I am a member of that stakeholder group. I own land and live along the San Antonio River. I have friends and family who have property and live up and down both rivers. No one has to tell those folks that the Guadalupe River directly affects them. I am accountable to all those friends, family and neighbors for the work I do on the committee. Indeed, like every member of the committee, I take my appointment very seriously and hold myself accountable to the process, the rivers, the bays, the basins and everything thereabouts, rooted or otherwise.
The water flowing in our river serves us in many ways. Balancing those ways was and is the stakeholders' charge. We invested a couple of years toward that end and we answer to many, not the least of which is the state legislature. I take exception to Mr. West's implication that his is the only legitimate voice on the river. However, it is appropriate for Mr. West, like every interested party, to render input to TCEQ (Texas Commission on Environmental Quality) before the final rules are established.

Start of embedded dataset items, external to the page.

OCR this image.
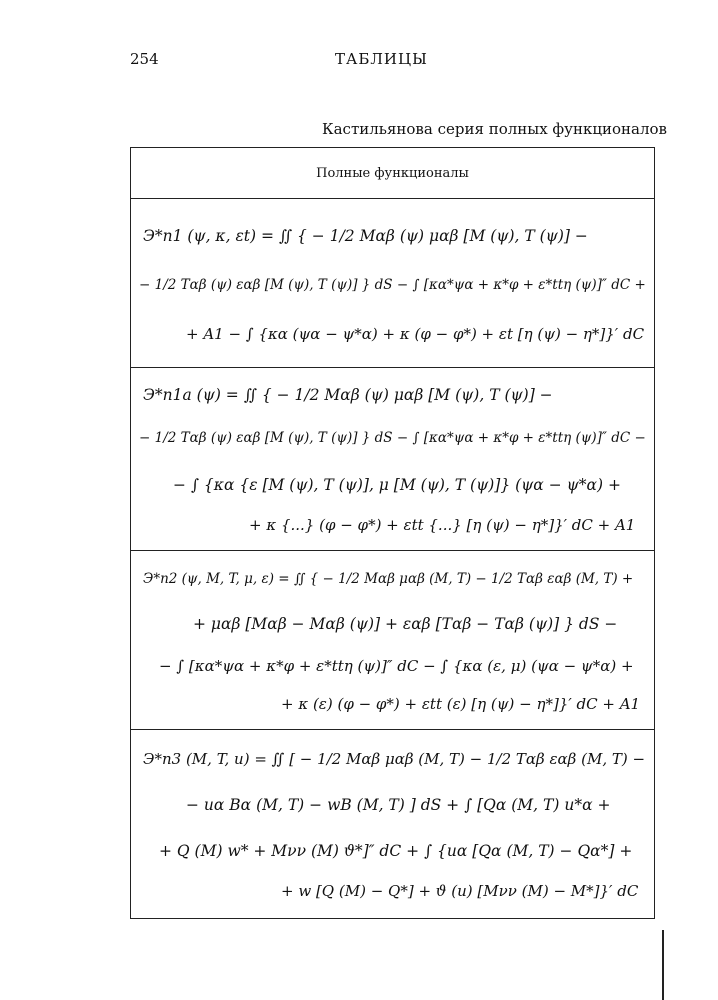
254	ТАБЛИЦЫ
Кастильянова серия полных функционалов
Полные функционалы
Э*п1 (ψ, κ, εt) = ∬ { − 1/2 Mαβ (ψ) μαβ [M (ψ), T (ψ)] −
− 1/2 Tαβ (ψ) εαβ [M (ψ), T (ψ)] } dS − ∫ [κα*ψα + κ*φ + ε*ttη (ψ)]″ dC +
+ A1 − ∫ {κα (ψα − ψ*α) + κ (φ − φ*) + εt [η (ψ) − η*]}′ dC
Э*п1a (ψ) = ∬ { − 1/2 Mαβ (ψ) μαβ [M (ψ), T (ψ)] −
− 1/2 Tαβ (ψ) εαβ [M (ψ), T (ψ)] } dS − ∫ [κα*ψα + κ*φ + ε*ttη (ψ)]″ dC −
− ∫ {κα {ε [M (ψ), T (ψ)], μ [M (ψ), T (ψ)]} (ψα − ψ*α) +
+ κ {...} (φ − φ*) + εtt {...} [η (ψ) − η*]}′ dC + A1
Э*п2 (ψ, M, T, μ, ε) = ∬ { − 1/2 Mαβ μαβ (M, T) − 1/2 Tαβ εαβ (M, T) +
+ μαβ [Mαβ − Mαβ (ψ)] + εαβ [Tαβ − Tαβ (ψ)] } dS −
− ∫ [κα*ψα + κ*φ + ε*ttη (ψ)]″ dC − ∫ {κα (ε, μ) (ψα − ψ*α) +
+ κ (ε) (φ − φ*) + εtt (ε) [η (ψ) − η*]}′ dC + A1
Э*п3 (M, T, u) = ∬ [ − 1/2 Mαβ μαβ (M, T) − 1/2 Tαβ εαβ (M, T) −
− uα Bα (M, T) − wB (M, T) ] dS + ∫ [Qα (M, T) u*α +
+ Q (M) w* + Mνν (M) ϑ*]″ dC + ∫ {uα [Qα (M, T) − Qα*] +
+ w [Q (M) − Q*] + ϑ (u) [Mνν (M) − M*]}′ dC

The process for establishing the rules by which TCEQ will determine water rights permitting in the Guadalupe, San Antonio Mission and Aransas Rivers has entered the stage where TCEQ has asked for public comment on its preliminary rule outline. TCEQ is genuine in its request for continued input. And members of that stakeholders group have demonstrated their commitment many times over - throughout literally thousands of hours over the past two years, including this comment phase.
Toward that end, I will be writing TCEQ myself before the deadline on May 14, with my concerns about the fresh water flows into the bays, knowledge gaps in certain river stretches and instream considerations. I will be asking for rules more in line with the stakeholder recommendations.
The recommendations submitted by the stakeholder committee very effectively balance the needs to keep sufficient fresh water available for the bays and estuaries with opportunities to extract water by way of new permits. They do the same for the instream flows up and down the rivers. I believe TCEQ should incorporate rules that more closely resemble those types of balanced considerations.
One of the overpowering facts of this process is that, once granted, water permits cannot be taken back.
Few, if any, will dispute that most of the water has already been permitted. Almost all existing permits were granted before any consideration of the bays or instream habitats were recognized factors. Surely, whatever remaining permits to be granted should be very carefully allocated. That is why it is so important for people to take advantage of these few remaining days for public comment and let their opinions be known. That is why there were calls for public input from the folks that Mr. West wrote to disparage. But take it from me. TCEQ wants to hear from you. And your grandchildren will sing your praises.
Walter Crain Womack is a landowner and pasture dweller in McFaddin.